When large concentrations of leveraged positions accumulate near key technical levels, price frequently gravitates toward those zones as stop-loss orders and forced liquidations begin triggering automatically.
That dynamic becomes especially important in crypto markets because perpetual futures traders often use significantly higher leverage compared to traditional financial markets.
If Bitcoin loses the current support region decisively, forced long liquidations could accelerate mechanically and drag the asset toward the next major liquidity pocket near the mid-$75,000 area.
At the same time, bulls may still attempt a short-term recovery if Bitcoin manages to reclaim the $78,000–$79,000 region where another large concentration of liquidity currently sits.
The CME gap near $79,200 highlighted by Ted Pillows also increases the probability of a temporary rebound attempt because Bitcoin has historically shown a tendency to revisit unfilled futures gaps.
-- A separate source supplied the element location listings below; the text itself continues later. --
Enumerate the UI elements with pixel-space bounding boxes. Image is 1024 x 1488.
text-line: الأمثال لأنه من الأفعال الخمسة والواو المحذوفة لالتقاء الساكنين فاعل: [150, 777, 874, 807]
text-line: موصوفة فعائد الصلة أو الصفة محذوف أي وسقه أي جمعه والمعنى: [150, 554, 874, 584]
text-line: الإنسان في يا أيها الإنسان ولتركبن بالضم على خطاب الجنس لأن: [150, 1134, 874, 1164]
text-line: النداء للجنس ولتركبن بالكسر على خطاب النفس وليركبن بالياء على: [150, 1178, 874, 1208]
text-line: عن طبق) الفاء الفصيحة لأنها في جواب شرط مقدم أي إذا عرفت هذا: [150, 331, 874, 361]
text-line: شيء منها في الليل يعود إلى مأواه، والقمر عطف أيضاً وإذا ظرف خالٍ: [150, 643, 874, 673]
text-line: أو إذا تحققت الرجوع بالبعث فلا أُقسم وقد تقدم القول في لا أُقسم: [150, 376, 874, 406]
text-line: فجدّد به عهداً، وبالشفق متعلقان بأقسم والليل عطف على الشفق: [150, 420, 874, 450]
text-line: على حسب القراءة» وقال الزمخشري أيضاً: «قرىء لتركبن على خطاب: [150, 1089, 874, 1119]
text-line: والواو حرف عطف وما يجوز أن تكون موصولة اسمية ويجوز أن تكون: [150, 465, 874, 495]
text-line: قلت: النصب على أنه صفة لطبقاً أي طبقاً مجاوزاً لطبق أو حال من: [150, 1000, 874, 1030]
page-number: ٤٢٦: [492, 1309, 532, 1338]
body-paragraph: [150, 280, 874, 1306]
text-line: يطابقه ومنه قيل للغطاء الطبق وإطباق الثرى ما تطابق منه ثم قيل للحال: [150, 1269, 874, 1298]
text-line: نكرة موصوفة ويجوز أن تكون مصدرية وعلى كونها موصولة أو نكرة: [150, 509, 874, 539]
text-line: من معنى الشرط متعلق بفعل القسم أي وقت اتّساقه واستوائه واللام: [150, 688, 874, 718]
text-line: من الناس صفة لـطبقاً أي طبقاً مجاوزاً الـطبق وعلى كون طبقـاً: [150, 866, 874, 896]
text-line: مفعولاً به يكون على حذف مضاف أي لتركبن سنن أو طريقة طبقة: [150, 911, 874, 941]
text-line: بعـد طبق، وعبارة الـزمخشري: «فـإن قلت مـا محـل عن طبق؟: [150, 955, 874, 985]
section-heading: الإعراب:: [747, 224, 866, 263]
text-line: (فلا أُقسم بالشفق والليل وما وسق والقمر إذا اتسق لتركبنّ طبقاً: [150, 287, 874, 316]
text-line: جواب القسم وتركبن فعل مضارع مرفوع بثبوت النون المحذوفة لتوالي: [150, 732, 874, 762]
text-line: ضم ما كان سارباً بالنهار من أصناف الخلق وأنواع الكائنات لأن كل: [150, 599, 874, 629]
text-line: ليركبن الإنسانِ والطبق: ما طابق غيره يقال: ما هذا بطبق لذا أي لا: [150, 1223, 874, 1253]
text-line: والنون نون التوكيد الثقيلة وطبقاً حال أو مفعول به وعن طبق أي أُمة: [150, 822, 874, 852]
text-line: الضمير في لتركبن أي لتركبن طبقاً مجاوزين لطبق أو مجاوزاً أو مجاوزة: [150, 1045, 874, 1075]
Broader market sentiment, however, remains fragile. Altcoins have largely underperformed Bitcoin throughout the latest sell-off, signaling that speculative appetite across the crypto sector continues deteriorating.
The recent ETF outflow trend further reinforces that caution. Spot Bitcoin ETFs previously acted as one of the market’s strongest sources of structural spot demand earlier this year, meaning persistent outflows now remove a key layer of buying support during corrections.
Still, some analysts continue viewing the current decline as part of a broader consolidation phase rather than the beginning of a full bear market cycle.
Ali Martinez’s major support level near $66,898 remains a key longer-term defense zone that many traders may aggressively monitor if the current neckline support eventually fails.
For now, however, Bitcoin’s short-term structure remains tilted toward the downside.
If BTC fails to reclaim the $78,258 resistance identified by Martinez, bears could increasingly target the key $75,000 support region next. A confirmed breakdown below that zone may then expose Bitcoin to a deeper correction toward the $67,000 area, where the next major support cluster currently sits.
Disclosure: This article does not represent investment advice. The content and materials featured on this page are for educational purposes only.